Nasty Habit "Don't Bring Me Down"
Friday June 18th, 1986: 19-year old Billy Columbo just got out of working in the meat department at Tops Friendly Markets in Rochester, New York. He just got paid $88.22 for the week and he felt rich. The sun was shining, and he had a cold 12-pack of Keystone Light in the back seat of his 82 Chevy Malibu. Windows down on the freeway headed to round up the crew, the Jensen speakers were at capacity cranking 96 WCMF. Motley Crue followed by Ratt and into Warrant. Wind in the hair, loud and proud, no speed limit and headed down to the War Memorial Arena for the Judas Priest and Dokken show that he’d be waiting for what seemed an eternity. Billy felt young and alive. Everything in the world was right at that moment and the music made it even more right because it was about living loud, having fun and enjoying life…

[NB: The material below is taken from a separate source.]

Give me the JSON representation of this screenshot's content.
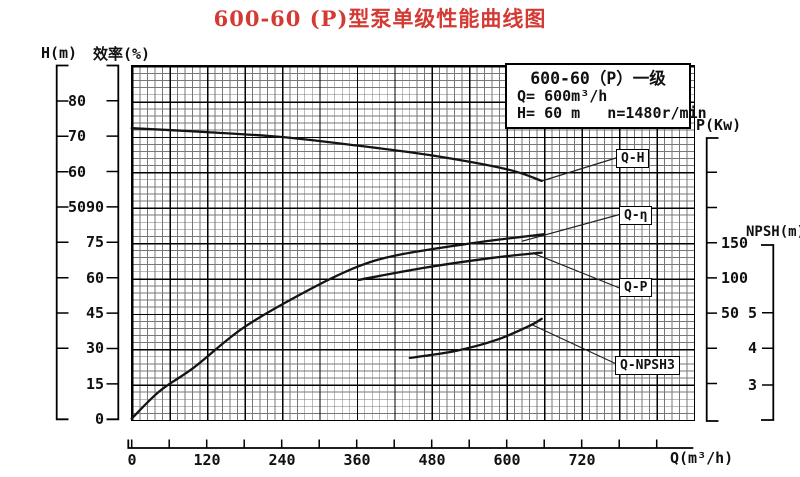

Brothers Kenny and Tommy Ende weren’t alive yet in 1986. As a matter of fact, the brothers from Seneca Falls, NY never heard bands like Van Halen and Tesla until Kenny started playing guitar in his early teens. But somehow they felt what Billy Columbo felt in ’86 when they stumbled upon metal from the 80’s and decided that it would be the soundtrack to their skateboarding endeavors. Kenny started playing guitar before his early teens and by 16 had learned most of Van Halen’s catalog. Kenny and younger brother Tommy were enamored with the heavy guitars and the bombast of the 80’s rock bands, and they quickly knew that this was the style of music they wanted to play. They started Nasty Habit in 2011 after finding 2 kindred spirits in drummer David Jordan and bassist Frank Wheeler who was just 16 at the time. Since then, the band has played hundreds of shows across the US, has released a full-length CD, and were runners-up for the Grammy Gig-of-a-Lifetime contest in 2013. Their fan-base is international thanks to Youtube where it’s easy to find covers of NH songs by bands in South America and beyond.

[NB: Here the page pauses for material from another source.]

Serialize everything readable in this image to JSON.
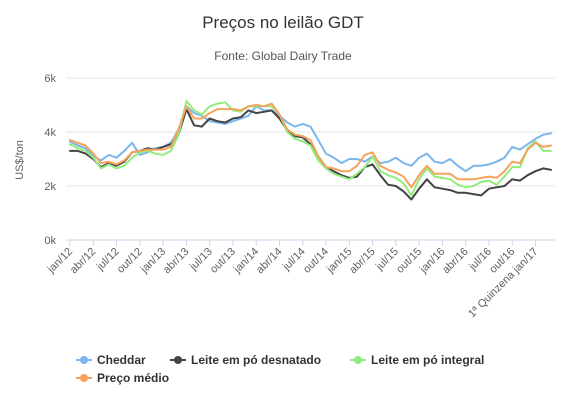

It’s now 2014 and Syracuse-based Nasty Habit are leaving their teenage years behind (except for 18-year old Wheeler). What they aren’t leaving behind is their desire to bring back a genre of music that embodied a spirit of youth, rebellion and good times for a past generation of rockers that so badly needed it. With their new EP Desperate Times, Desperate Measures, the quartet believes that they have achieved their first goal of putting their own modern stamp on the sound they have embraced. They chose NYC-based rock producer Stacy O’Dell to help them achieve this and the result is loud, over-the-top and in-your-face hooky hard rock that doesn’t sound like it was recorded 20 years ago.

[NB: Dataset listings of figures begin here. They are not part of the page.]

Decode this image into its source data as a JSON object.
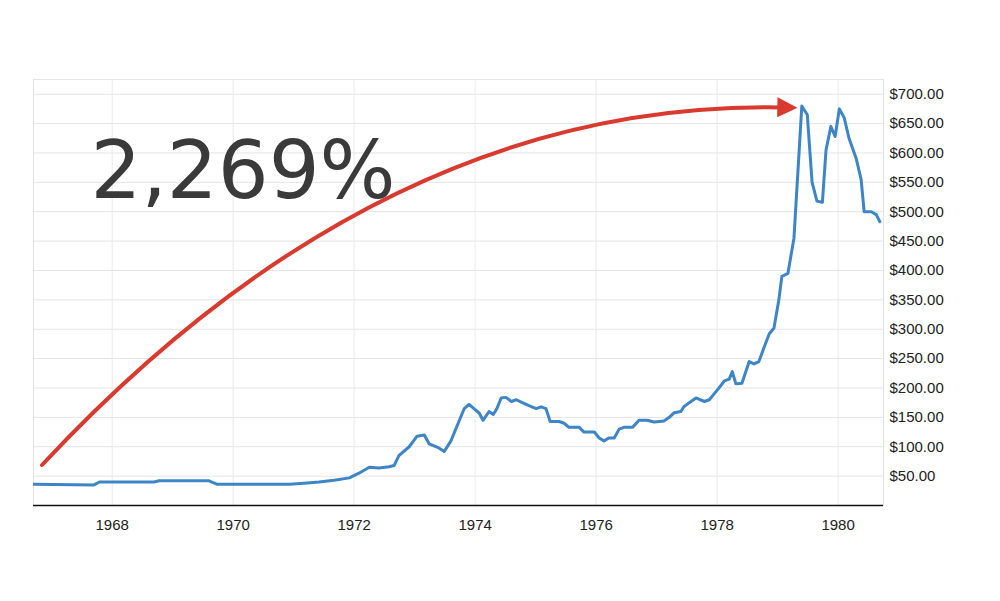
{
  "chart_data": {
    "type": "line",
    "annotation": "2,269%",
    "color": "#3d85c6",
    "grid": true,
    "x": [
      1966.68,
      1967.7,
      1967.79,
      1968.69,
      1968.78,
      1969.6,
      1969.74,
      1970.93,
      1971.17,
      1971.42,
      1971.67,
      1971.92,
      1972.08,
      1972.25,
      1972.41,
      1972.58,
      1972.66,
      1972.74,
      1972.91,
      1973.04,
      1973.16,
      1973.24,
      1973.4,
      1973.49,
      1973.6,
      1973.74,
      1973.82,
      1973.9,
      1973.98,
      1974.07,
      1974.13,
      1974.23,
      1974.3,
      1974.36,
      1974.43,
      1974.51,
      1974.6,
      1974.68,
      1974.78,
      1974.89,
      1975.01,
      1975.09,
      1975.17,
      1975.24,
      1975.39,
      1975.47,
      1975.55,
      1975.72,
      1975.8,
      1975.97,
      1976.05,
      1976.13,
      1976.21,
      1976.3,
      1976.38,
      1976.46,
      1976.6,
      1976.71,
      1976.84,
      1976.96,
      1977.12,
      1977.21,
      1977.29,
      1977.4,
      1977.45,
      1977.54,
      1977.65,
      1977.79,
      1977.87,
      1977.95,
      1978.03,
      1978.12,
      1978.2,
      1978.25,
      1978.31,
      1978.41,
      1978.53,
      1978.61,
      1978.69,
      1978.78,
      1978.86,
      1978.94,
      1979.02,
      1979.07,
      1979.17,
      1979.27,
      1979.4,
      1979.49,
      1979.57,
      1979.65,
      1979.74,
      1979.8,
      1979.88,
      1979.95,
      1980.02,
      1980.1,
      1980.18,
      1980.3,
      1980.38,
      1980.43,
      1980.55,
      1980.63,
      1980.69
    ],
    "values": [
      36,
      35,
      40,
      40,
      42,
      42,
      36,
      36,
      38,
      40,
      43,
      47,
      55,
      65,
      64,
      66,
      68,
      85,
      100,
      118,
      120,
      105,
      98,
      92,
      110,
      145,
      165,
      172,
      165,
      157,
      145,
      160,
      155,
      165,
      183,
      184,
      177,
      180,
      175,
      170,
      165,
      168,
      165,
      143,
      143,
      140,
      133,
      133,
      125,
      125,
      115,
      110,
      115,
      115,
      130,
      133,
      133,
      145,
      145,
      142,
      144,
      150,
      158,
      160,
      168,
      175,
      183,
      177,
      180,
      190,
      200,
      212,
      215,
      228,
      207,
      208,
      245,
      241,
      245,
      270,
      292,
      302,
      350,
      390,
      395,
      455,
      680,
      665,
      550,
      518,
      516,
      605,
      645,
      628,
      675,
      660,
      625,
      590,
      555,
      500,
      500,
      495,
      483
    ],
    "xlim": [
      1966.7,
      1980.75
    ],
    "xticks": [
      1968,
      1970,
      1972,
      1974,
      1976,
      1978,
      1980
    ],
    "ylim": [
      0,
      725
    ],
    "yticks": [
      {
        "value": 50,
        "label": "$50.00"
      },
      {
        "value": 100,
        "label": "$100.00"
      },
      {
        "value": 150,
        "label": "$150.00"
      },
      {
        "value": 200,
        "label": "$200.00"
      },
      {
        "value": 250,
        "label": "$250.00"
      },
      {
        "value": 300,
        "label": "$300.00"
      },
      {
        "value": 350,
        "label": "$350.00"
      },
      {
        "value": 400,
        "label": "$400.00"
      },
      {
        "value": 450,
        "label": "$450.00"
      },
      {
        "value": 500,
        "label": "$500.00"
      },
      {
        "value": 550,
        "label": "$550.00"
      },
      {
        "value": 600,
        "label": "$600.00"
      },
      {
        "value": 650,
        "label": "$650.00"
      },
      {
        "value": 700,
        "label": "$700.00"
      }
    ]
  }
}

For the new video “Don’t Bring Me Down” the band opens the floodgates of fun and do the same thing their music does: they destroy. The concept behind the “Don’t Bring Me Down” video is not terribly complex or deep, but just Nasty Habit, it’s all about having fun. Set in a rural junkyard the video is a cornucopia of mayhem, destruction, and metal antics. Armed with sledgehammers and baseball bats, the boys of Nasty Habit prowl the yard and go on a rampage that we’ve all been hoping to do ourselves. Spliced in are shots of the band performing with an infectious energy. Hair flips, tongues wag, and sticks twirl as the band blasts through a blistering performance. It’s over the top, it’s energetic, and it’s unapologetically fun!